Study Ranks Online Gambling Brand Strength

Published Wednesday, January 06, 2010 - Online-Casinos.com

Josh Apiafi heads up an independent consultancy called Apiafi Associates that concentrates mainly on the gaming and horseracing industry. It also consults to other businesses on commercial, marketing and branding, issues. Mr. Apiafi was CEO of the Professional Jockeys Association and Director of Horseracing plus, Head of Marketing for Betfair for five years.

Apiafi Associates client base includes REL (Racing Enterprises Ltd), The Professional Jockeys Association, The PPF (Professional Players Association), Joules Clothing, Integrity In Sport Ltd, Rewards4Golf, Weathercock Racing Ltd and Sportsmasters International.

His company was recently commissioned by a business person wanting to invest in the online gambling industry to test the brand loyalty and strength of ten of the largest most popular industry leaders. Among them were, 888, bet365, Betfair, Bodog, bwin, Ladbrokes, Paddy Power, Party Poker, Pokerstars and William Hill.

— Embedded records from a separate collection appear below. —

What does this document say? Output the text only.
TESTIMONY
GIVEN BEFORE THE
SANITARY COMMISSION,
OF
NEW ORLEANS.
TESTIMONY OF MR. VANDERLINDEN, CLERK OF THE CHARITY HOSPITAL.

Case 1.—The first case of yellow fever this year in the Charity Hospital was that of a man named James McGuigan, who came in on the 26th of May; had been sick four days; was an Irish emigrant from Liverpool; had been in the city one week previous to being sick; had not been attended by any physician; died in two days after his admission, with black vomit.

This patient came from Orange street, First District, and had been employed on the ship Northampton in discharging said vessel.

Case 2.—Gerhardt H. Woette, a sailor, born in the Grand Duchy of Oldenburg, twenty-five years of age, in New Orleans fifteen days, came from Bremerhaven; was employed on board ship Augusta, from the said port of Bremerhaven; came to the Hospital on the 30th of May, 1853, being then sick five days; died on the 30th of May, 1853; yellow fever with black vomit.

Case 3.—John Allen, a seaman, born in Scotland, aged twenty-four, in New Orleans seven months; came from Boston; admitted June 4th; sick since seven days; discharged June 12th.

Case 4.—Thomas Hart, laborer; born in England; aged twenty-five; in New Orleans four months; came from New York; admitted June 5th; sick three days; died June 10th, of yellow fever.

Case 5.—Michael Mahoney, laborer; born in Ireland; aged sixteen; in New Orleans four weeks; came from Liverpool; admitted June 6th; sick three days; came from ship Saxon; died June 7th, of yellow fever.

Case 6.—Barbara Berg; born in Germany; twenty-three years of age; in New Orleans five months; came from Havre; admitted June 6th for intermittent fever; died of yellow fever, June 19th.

Throughout the month of December 2009 the number of Google Alerts* generated daily by each of the firms was noted and compiled as part of the results of the research for the group. The information provided showed the highly competitive nature of the business and how successful online gambling companies spend large and use all forms of media to get their market share. Mr. Apiafi commented on the project, "With much talk of digital and social media as well as the investment gambling companies put into PR generally we were keen to see how well the industry was getting its message out there with impressive results." He qualified his research results with this statement, "The method's simplicity is its trump card. Equally, the results were very consistent on a daily basis - this wasn't a case of one brand having a lot to shout about during this particular period or having one or two very strong days that skewed the data." Bodog was top dog with the most activity on Google Alerts in December. Although big online brands are continually active, this test begs the question of whether more activity online equals a stronger brand presence.